Esther Muchena, services manager at Scottish Refugee Council, said its new family project was aware of 11 families – with a total of 31 children – who had been placed in McLay’s Guest House by Mears since this January.

She claimed when the asylum system was working, some children might wait until they were settled in community-based accommodation to register for school so they didn’t have to move their child.

But severe delays in processing asylum claims by the Home Office, had left families waiting with “their lives on pause”. One family the charity supported had been accommodated in a shared room with their children for almost six months.

Six families had been in the hostel for more than 100 days – over three months – and another had been there for 50 days or more, according to its figures.

Muchena said: “This is a way of seeing asylum seeking children as totally different from other children. We are not considering here that every child matters. 

“Children need to be nurtured. Some are already traumatised and living with parents struggling with trauma. They don’t know how to keep their children engaged with nothing to do, nowhere to go and either no money or very little.”

Pinar Aksu, of Refugee for Justice – a campaign group calling for an inquiry into deaths in the asylum system – said: “It’s frankly shameful that no one has learned anything since the death of Adnan two years ago.”

“Mears, the politicians, the council…no-one does anything when we raise our serious concerns and there is no accountability. Nothing has changed and the Borders and Nationalities Bill will make things even worse.”

A spokesperson for Glasgow City Council said it had no oversight of asylum accommodation by Mears in the city. 

They added: “Education officers stepped in to support families after some misinformation regarding enrolment was highlighted to us. Pupils are now attending city schools.

“In Glasgow we welcome all children of all nationalities and have a robust and established foreign national enrolment process.”

A spokesperson for Home Office provider Mears, said it had “reduced” hotel use and claimed McLays was used only as short term accommodation.

“Mears aims to arrange accommodation in the community as quickly as possible,” they added. “There are some families where, due to family size and needs, accommodation takes longer to arrange.

“Where there are school aged children, Mears has a process in place with Glasgow City Council education authority to support them to attend school.
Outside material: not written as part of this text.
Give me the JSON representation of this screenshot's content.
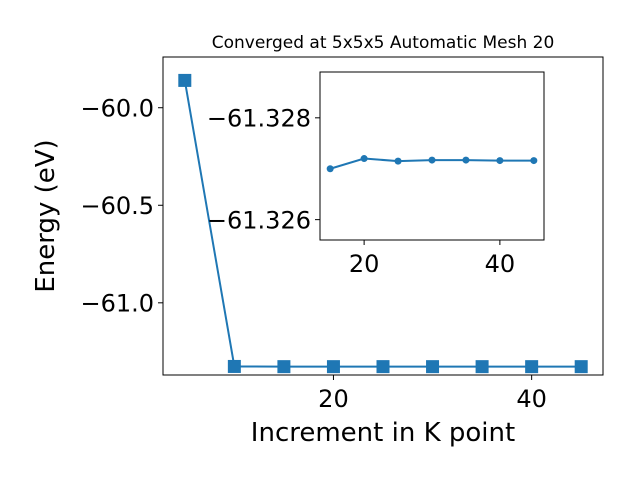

Mears staff work directly with the education authority to ensure registration, uniforms and transport are provided.”

The system in place for children

A Home Office spokesperson said there was a system in place to ensure all children housed at the hotel were assigned a link officer who measured them for a school uniform and found a local school.

They were not able to say why this had not happened. 

“The asylum system has been under mounting pressure for several years,” they added. “Increased and sustained intake and a growing number of people awaiting a decision have led to delays in concluding asylum claims.

‘’Our Nationality and Borders Bill will fix the broken asylum system, enabling us to grant protection to those entitled to it and to remove those with no right to be here more quickly.

“However, this should not force students to miss out on their education and we have extensive agreements in place with Glasgow City Council to ensure anyone in this accommodation is placed and inducted into a school as quickly.”

Social Justice Secretary Shona Robison said: “This is not acceptable. Asylum policy is reserved to the UK Government and we have repeatedly raised the inhumane issues around the asylum system with them, particularly in relation to accommodation, and will continue to do so.

“People seeking asylum should be accommodated within communities, with access to essential services and support that they need. The Scottish Government is clear that all children, including children who are seeking asylum, have the right to be provided with a school education.”

The Ferret contacted McLay’s but was told its management did not want to comment. 

This story was co-published with the Sunday National.